The factors that cause
-Nerve damage leads to a lack of impulse for the passing stool leads to constipation.
- immobility leads to constipation.
- an unusual position for a bowel movement that is used of bad pan
- lack of fluid intake
Nursing intervention for constipation
- Assess the condition of the patient
- Provide for fluid to the patient
- provide passive exercise
- provide a fiber-rich diet
- administered laxative if prescribed by the doctor
- change the position of the patient 2nd hourly
- Make a routine habit of passing the stool by using a bedpan.
Question 3
Answer: Intervention to have adequate and balance sleep
- Provide a comfortable position to the patient, this will helps to maintain proper sleep
- Provide one glass of warm milk to induce sleep
- provide warm sponge bath will help to improve sleep.
- Prevent caffeine at night, because it makes the person aroused
- Body massage can be provided
- Provide dim light for the room
- Avoid heavy meals and exercise at least 30 minutes before sleep. It should be taken early before bed.
- Prevent stressful environment like noise. Create a cooled and quiet environment to make proper sleep
Question 4
Answer: The patient is having muscle weakness leads to difficulty on removing the secretion produce in the respiratory system. The secretion block the airway leads to decrease oxygen supply to the alveoli leads to the collapse of lungs that is atelectasis and infection of respiration to the patient.
Preventive measure for the prevention of respiratory problems are
- the suction of the secretion if the patient is not able to remove by self. This will prevent the blockage of the airway.
- provide a fowler position to the patient.

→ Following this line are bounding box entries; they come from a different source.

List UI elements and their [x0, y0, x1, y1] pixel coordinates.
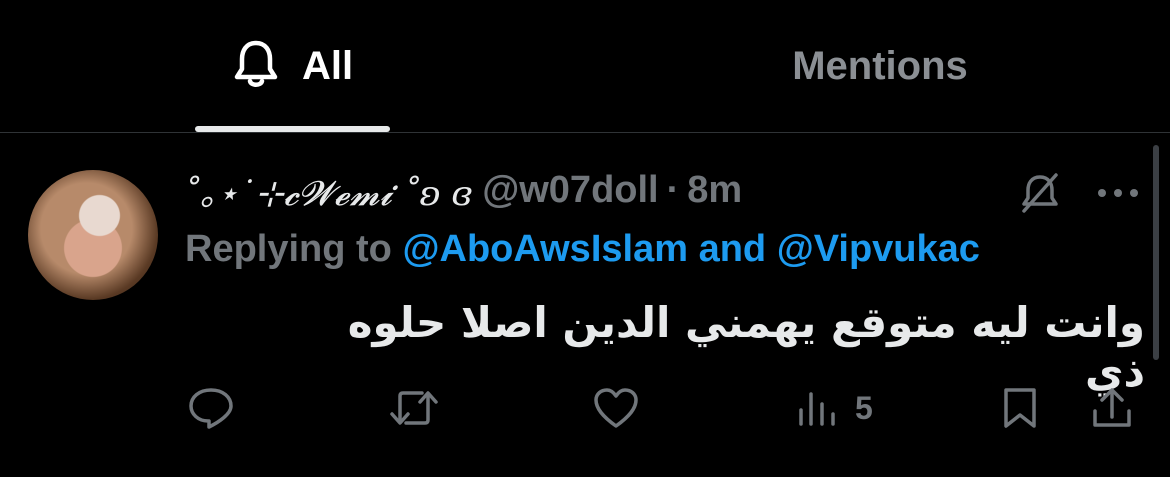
display-name[interactable]: ˚｡⋆˙⊹𝓬𝓦𝓮𝓶𝓲 ˚ʚ ɞ — [183, 166, 472, 215]
avatar[interactable] — [28, 170, 158, 300]
retweet-icon — [390, 391, 438, 425]
reply-button[interactable] — [187, 378, 235, 438]
bookmark-icon — [1004, 388, 1036, 428]
bookmark-button[interactable] — [998, 378, 1042, 438]
tweet-time[interactable]: 8m — [687, 169, 742, 212]
tab-mentions[interactable]: Mentions — [700, 0, 1060, 132]
notification-tweet[interactable]: ˚｡⋆˙⊹𝓬𝓦𝓮𝓶𝓲 ˚ʚ ɞ @w07doll · 8m Replying t… — [0, 133, 1170, 477]
heart-icon — [594, 388, 638, 428]
views-icon — [799, 392, 835, 426]
tab-all-label: All — [301, 43, 354, 88]
reply-user-link[interactable]: @AboAwsIslam — [402, 228, 688, 270]
separator-dot: · — [666, 168, 680, 211]
tweet-actions: 5 — [0, 378, 1170, 438]
share-icon — [1093, 388, 1131, 427]
reply-and[interactable]: and — [699, 228, 767, 270]
scrollbar[interactable] — [1153, 145, 1159, 360]
tweet-header: ˚｡⋆˙⊹𝓬𝓦𝓮𝓶𝓲 ˚ʚ ɞ @w07doll · 8m — [183, 166, 742, 215]
share-button[interactable] — [1090, 378, 1134, 438]
views-count: 5 — [855, 389, 873, 426]
tab-mentions-label: Mentions — [792, 43, 968, 88]
reply-user-link[interactable]: @Vipvukac — [777, 228, 980, 270]
user-handle[interactable]: @w07doll — [482, 169, 658, 212]
more-icon[interactable] — [1095, 183, 1141, 203]
notification-tabs: All Mentions — [0, 0, 1170, 132]
bell-icon — [232, 39, 280, 94]
reply-prefix: Replying to — [185, 228, 392, 270]
mute-icon[interactable] — [1018, 171, 1062, 215]
views-button[interactable]: 5 — [795, 378, 873, 438]
retweet-button[interactable] — [388, 378, 440, 438]
replying-to: Replying to @AboAwsIslam and @Vipvukac — [185, 228, 980, 271]
like-button[interactable] — [592, 378, 640, 438]
reply-icon — [189, 388, 233, 429]
tab-all[interactable]: All — [195, 0, 390, 132]
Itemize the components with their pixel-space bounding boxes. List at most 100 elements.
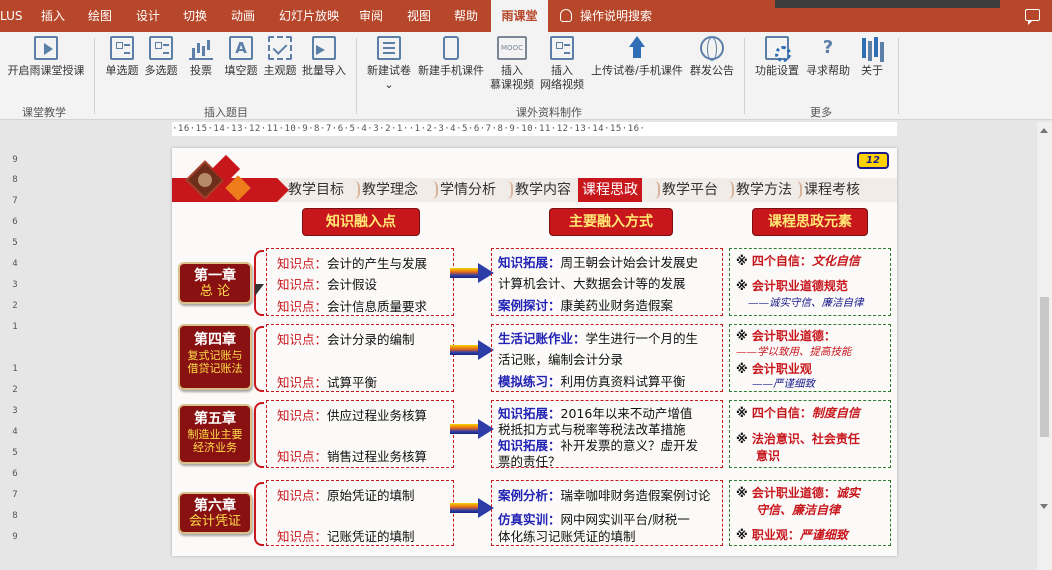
chapter-subtitle: 总 论 — [199, 284, 231, 299]
slide-nav-label: 教学平台 — [662, 182, 718, 198]
ruler-tick: 4 — [12, 427, 18, 437]
method-box: 案例分析：瑞幸咖啡财务造假案例讨论 仿真实训：网中网实训平台/财税一 体化练习记… — [491, 480, 723, 546]
knowledge-item: 知识点：销售过程业务核算 — [277, 449, 428, 464]
upload-button[interactable]: 上传试卷/手机课件 — [588, 36, 686, 78]
group-separator — [94, 38, 95, 114]
slide-nav-item-active[interactable]: 课程思政 — [578, 178, 642, 202]
vote-label: 投票 — [190, 64, 212, 77]
tab-animation[interactable]: 动画 — [231, 0, 255, 32]
new-paper-button[interactable]: 新建试卷 ⌄ — [364, 36, 414, 92]
knowledge-item: 知识点：试算平衡 — [277, 375, 378, 390]
method-item: 活记账，编制会计分录 — [498, 352, 624, 367]
settings-button[interactable]: 功能设置 — [752, 36, 802, 78]
brace-connector — [254, 326, 264, 392]
vertical-scrollbar[interactable] — [1037, 122, 1052, 570]
tab-transition[interactable]: 切换 — [183, 0, 207, 32]
knowledge-box: 知识点：会计的产生与发展 知识点：会计假设 知识点：会计信息质量要求 — [266, 248, 454, 316]
elements-box: ※ 四个自信：文化自信 ※ 会计职业道德规范 ——诚实守信、廉洁自律 — [729, 248, 891, 316]
method-box: 生活记账作业：学生进行一个月的生 活记账，编制会计分录 模拟练习：利用仿真资料试… — [491, 324, 723, 392]
fill-blank-button[interactable]: A 填空题 — [222, 36, 260, 78]
insert-mooc-label-2: 慕课视频 — [490, 78, 534, 91]
insert-mooc-button[interactable]: MOOC 插入 慕课视频 — [488, 36, 536, 92]
slide-nav-item[interactable]: 课程考核 — [800, 178, 860, 202]
batch-import-button[interactable]: 批量导入 — [300, 36, 348, 78]
tell-me-search[interactable]: 操作说明搜索 — [560, 0, 652, 32]
element-item: ——诚实守信、廉洁自律 — [748, 297, 864, 309]
scroll-down-arrow-icon[interactable] — [1040, 504, 1048, 509]
slide-canvas[interactable]: 12 教学目标 教学理念 学情分析 教学内容 课程思政 教学平台 教学方法 课程… — [172, 148, 897, 556]
tab-view[interactable]: 视图 — [407, 0, 431, 32]
new-mobile-button[interactable]: 新建手机课件 — [414, 36, 488, 78]
import-icon — [312, 36, 336, 60]
scroll-thumb[interactable] — [1040, 297, 1049, 437]
method-box: 知识拓展：2016年以来不动产增值 税抵扣方式与税率等税法改革措施 知识拓展：补… — [491, 400, 723, 469]
upload-label: 上传试卷/手机课件 — [591, 64, 683, 77]
chapter-box: 第一章 总 论 — [178, 262, 252, 304]
insert-web-label-1: 插入 — [551, 64, 573, 77]
tab-insert[interactable]: 插入 — [41, 0, 65, 32]
chapter-box: 第四章 复式记账与借贷记账法 — [178, 324, 252, 390]
element-item: ——严谨细致 — [752, 378, 815, 390]
method-item: 生活记账作业：学生进行一个月的生 — [498, 331, 699, 346]
group-label-insert: 插入题目 — [204, 106, 248, 119]
slide-nav-item[interactable]: 教学目标 — [288, 178, 344, 202]
seek-help-label: 寻求帮助 — [806, 64, 850, 77]
ruler-tick: 4 — [12, 259, 18, 269]
tab-plus[interactable]: LUS — [0, 0, 23, 32]
element-item: ※ 职业观：严谨细致 — [736, 528, 848, 542]
group-separator — [898, 38, 899, 114]
tab-draw[interactable]: 绘图 — [88, 0, 112, 32]
start-class-button[interactable]: 开启雨课堂授课 — [4, 36, 88, 78]
tab-design[interactable]: 设计 — [136, 0, 160, 32]
group-notice-button[interactable]: 群发公告 — [688, 36, 736, 78]
element-item: 意识 — [756, 449, 781, 463]
knowledge-item: 知识点：原始凭证的填制 — [277, 488, 415, 503]
dropdown-chevron-icon[interactable]: ⌄ — [364, 78, 414, 92]
ruler-tick: 1 — [12, 322, 18, 332]
settings-label: 功能设置 — [755, 64, 799, 77]
scroll-up-arrow-icon[interactable] — [1040, 128, 1048, 133]
about-button[interactable]: 关于 — [856, 36, 888, 78]
element-item: ※ 会计职业道德： — [736, 329, 836, 343]
ruler-tick: 2 — [12, 385, 18, 395]
method-item: 模拟练习：利用仿真资料试算平衡 — [498, 374, 686, 389]
insert-web-video-button[interactable]: 插入 网络视频 — [538, 36, 586, 92]
vote-button[interactable]: 投票 — [186, 36, 216, 78]
seek-help-button[interactable]: ? 寻求帮助 — [804, 36, 852, 78]
ribbon-rainclass: 开启雨课堂授课 课堂教学 单选题 多选题 投票 A 填空题 主观题 批量导入 插… — [0, 32, 1052, 120]
knowledge-box: 知识点：会计分录的编制 知识点：试算平衡 — [266, 324, 454, 392]
single-choice-button[interactable]: 单选题 — [104, 36, 140, 78]
web-video-icon — [550, 36, 574, 60]
slide-nav-label: 教学目标 — [288, 182, 344, 198]
play-screen-icon — [34, 36, 58, 60]
insert-mooc-label-1: 插入 — [501, 64, 523, 77]
gradient-arrow-icon — [450, 498, 494, 518]
slide-nav-item[interactable]: 教学方法 — [732, 178, 792, 202]
tab-review[interactable]: 审阅 — [359, 0, 383, 32]
question-mark-icon: ? — [822, 37, 834, 58]
subjective-button[interactable]: 主观题 — [262, 36, 298, 78]
ribbon-tab-bar: LUS 插入 绘图 设计 切换 动画 幻灯片放映 审阅 视图 帮助 雨课堂 操作… — [0, 0, 1052, 32]
comments-icon[interactable] — [1025, 9, 1040, 25]
method-item: 体化练习记账凭证的填制 — [498, 529, 636, 544]
tab-help[interactable]: 帮助 — [454, 0, 478, 32]
horizontal-ruler[interactable]: ·16·15·14·13·12·11·10·9·8·7·6·5·4·3·2·1·… — [172, 122, 897, 136]
slide-nav-item[interactable]: 学情分析 — [436, 178, 496, 202]
gradient-arrow-icon — [450, 419, 494, 439]
tab-rainclass[interactable]: 雨课堂 — [491, 0, 548, 32]
chapter-subtitle: 制造业主要经济业务 — [187, 428, 243, 454]
chapter-box: 第六章 会计凭证 — [178, 492, 252, 534]
element-item: ※ 法治意识、社会责任 — [736, 432, 860, 446]
slide-nav-item[interactable]: 教学平台 — [658, 178, 718, 202]
tab-slideshow[interactable]: 幻灯片放映 — [279, 0, 339, 32]
multi-choice-button[interactable]: 多选题 — [143, 36, 179, 78]
slide-nav-item[interactable]: 教学内容 — [511, 178, 571, 202]
method-item: 计算机会计、大数据会计等的发展 — [498, 276, 686, 291]
vertical-ruler[interactable]: 9 8 7 6 5 4 3 2 1 1 2 3 4 5 6 7 8 9 — [6, 150, 24, 555]
ruler-tick: 9 — [12, 155, 18, 165]
slide-nav-item[interactable]: 教学理念 — [358, 178, 418, 202]
knowledge-item: 知识点：供应过程业务核算 — [277, 408, 428, 423]
about-label: 关于 — [861, 64, 883, 77]
chapter-subtitle: 复式记账与借贷记账法 — [187, 349, 243, 375]
knowledge-item: 知识点：会计分录的编制 — [277, 332, 415, 347]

- maintain proper personal hygiene, especially the mouth should clean every day
- Assess for vital signs, for fever, and increase respiratory rate.
- Administer prophylaxis antibiotics to prevent infection after prescribed by the doctor.
- Advice to performed breathing exercises if the patient is able to do it.
Question 5
Answer: The interventions to prevent fall form the bad are
- Restraint or side rail: Side rails should be provided for people who are bedridden. This will helps in preventing falls from the bed.
- the assistance should be provided while doing any activities to prevent form fall.
- the compulsory attendants should be present near the patient. The family member is advised to present near the patient all the time.
- Make the bed lower position, this will help to reduce the severity of injury level if fall also
- place bell ring near to the patient, so that he can call the nurse whenever he needed.
- Check the safeness of the environment every day to prevent falls.
- While shifting the patient, the patient should shift properly form one bed to another bed with the help of others nurses to prevent falls.
-Explained preventive measure for fall to the family members.
Question 6
Answer: Nasogastric tube is the tube use to feed the patient by inserting through the nose and enter the stomach.
Prevention of a Nasogastric tube is that
-The nurse should flush the tube before and after feeding with clean water. This will helps to remain any feed inside the tube after feeding
- Do not feed solid food through it. The feeding diet should be a full liquid diet
- Before feeding any tablets, crush it properly mix with juice or water or milk and feed it.
- Administered all medications separately.